Ведьма сложила ладони на груди Андрея и усилием направила поток собственной силы в его тело, чтобы дать ему побороть смерть. Через ткань одежды проникло ощущение холода от амулета, загоревшегося чистым сине-зелёным свечением. Существо нависло настолько близко, что сделалось невозможным унять внутреннюю дрожь – сколько ни встречайся с этим, привыкнуть невозможно. Впрочем, её колдовство тоже заставило руки смерти дрогнуть. Мощные кисти несколько раз сжались и разжались, но вновь схватили больного с прежней силой. Чёрные плечи приобретали всё больший объём и ширину, наливались плотностью. Доротея отрешённо сконцентрировалась на течении силы от себя к умирающему мальчику. Снова перед глазами взорвалась темнота, и частицы того, что она ощущала собой, разлетелись на невообразимые расстояния. После, когда ей удалось вновь собрать себя, пришло чувство большее, чем усталость.

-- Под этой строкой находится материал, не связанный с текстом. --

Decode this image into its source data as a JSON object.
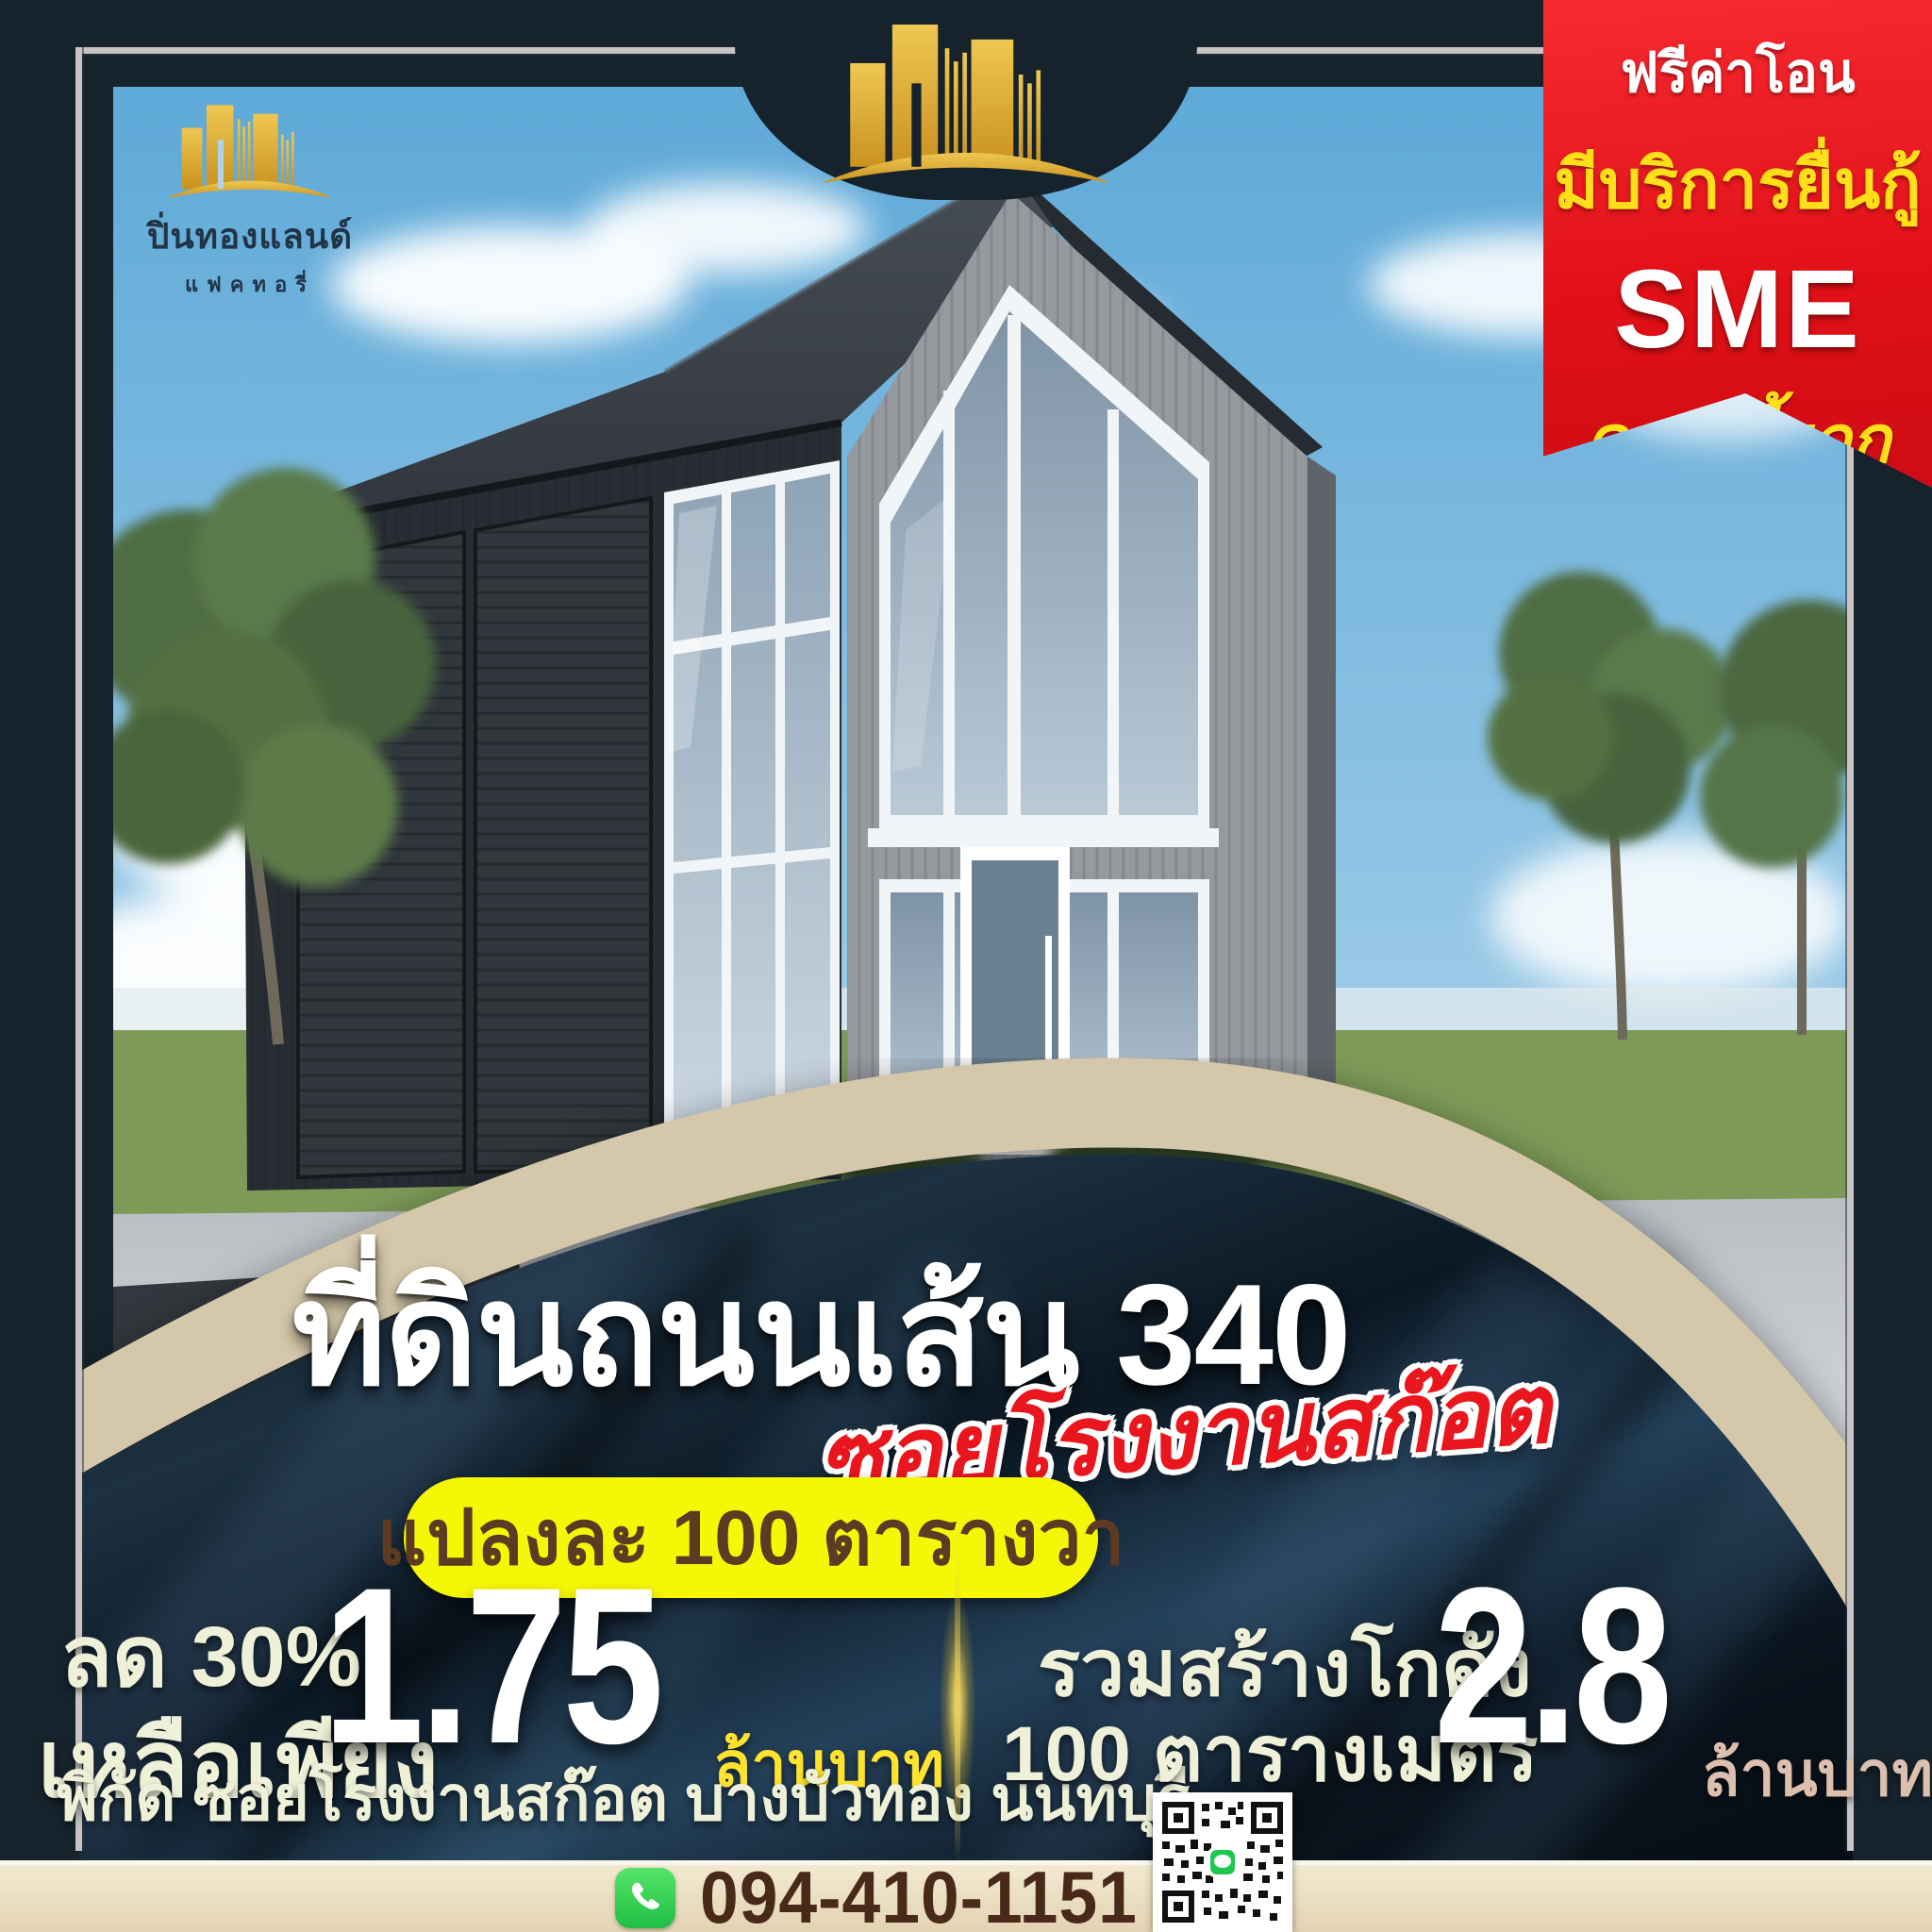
{
  "brand": {
    "icon": "gold-skyline-icon",
    "name": "ปิ่นทองแลนด์",
    "subname": "แฟคทอรี่"
  },
  "ribbon": {
    "line1": "ฟรีค่าโอน",
    "line2": "มีบริการยื่นกู้",
    "line3": "SME",
    "line4": "ดอกเบี้ยถูก"
  },
  "headline": {
    "title": "ที่ดินถนนเส้น 340",
    "subtitle": "ซอยโรงงานสก๊อต",
    "badge": "แปลงละ 100 ตารางวา"
  },
  "offer_left": {
    "discount": "ลด 30%",
    "label": "เหลือเพียง",
    "price": "1.75",
    "unit": "ล้านบาท",
    "location": "พิกัด ซอยโรงงานสก๊อต บางบัวทอง นนทบุรี"
  },
  "offer_right": {
    "label1": "รวมสร้างโกดัง",
    "label2": "100 ตารางเมตร",
    "price": "2.8",
    "unit": "ล้านบาท"
  },
  "contact": {
    "phone": "094-410-1151",
    "phone_icon": "phone-icon",
    "qr_icon": "line-qr-code"
  },
  "colors": {
    "navy": "#16232d",
    "ribbon_red": "#e11016",
    "ribbon_yellow": "#ffdf19",
    "badge_yellow": "#f6f607",
    "badge_text": "#5c3b22",
    "cream_text": "#eef0d8",
    "price_unit_yellow": "#ffe32e",
    "price_unit_pink": "#dcbfae",
    "beige_band": "#d5c7a9",
    "bottom_bar": "#e8dcc2",
    "phone_text": "#49291a",
    "phone_green": "#1fbf44",
    "frame_silver": "#c9c3c3"
  }
}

Мальчик задышал свободно. Горящие полосы на его лице исчезли, губы измученно расслабились, и веки прикрыли светлую синь глаз. Ребёнок уснул, не осознав ещё, что умерли его мать и дед. Голубое свечение амулета разгорелось так ярко, как никогда не горело прежде. Стекло треснуло, и смертельное создание издало мерзкий скрипучий выкрик – вода из разбитой фигуры выплеснулась ему на руку. Повреждённую конечность ненадолго заволокло сияние амулета.

Плечи колдуньи согнулись, придавленные невидимой тяжестью. Как и была сгорбленная, она направилась к выходу, припадая на ногу. Существо-тень, серьёзно потерявшее в размере, проследовало за Доротеей. В коридоре ей пришлось прикрикнуть на родственников, показавшихся из соседней комнаты, чтобы не подходили ближе. К ней подбежал Юрий, которому она жестом велела держаться на расстоянии и рассказала о смерти отца. Тот пытался отблагодарить её за то, что спасла хотя бы младшего, передал обещанную плату, от которой Доротея вяло отбивалась, зная, что деньги ей больше не понадобятся, но в итоге взяла горсть монет только для того, чтобы поскорее уйти. Ещё один, может, два или три дня, а после существо за левым плечом набросится и заберёт всё, что не сумело забрать сейчас. «Уже никогда не отстанешь», – думала она про назойливую тень, – «Ну и ладно, иди со мной. И всё же странно, меня сейчас только одно интересует – какого этому мальчику будет с громадным осколком чужой жизни внутри себя». Через трое суток тело Доротеи Зонтич, двадцати трёх лет, сожгли на Нехоронном поле у Вольницкого кладбища в месте, где кремировали погибших от жжёной зыби.

12Хейнасоори – у жителей Болотных Земель праздник, который отмечают в день роста Дииво-травы.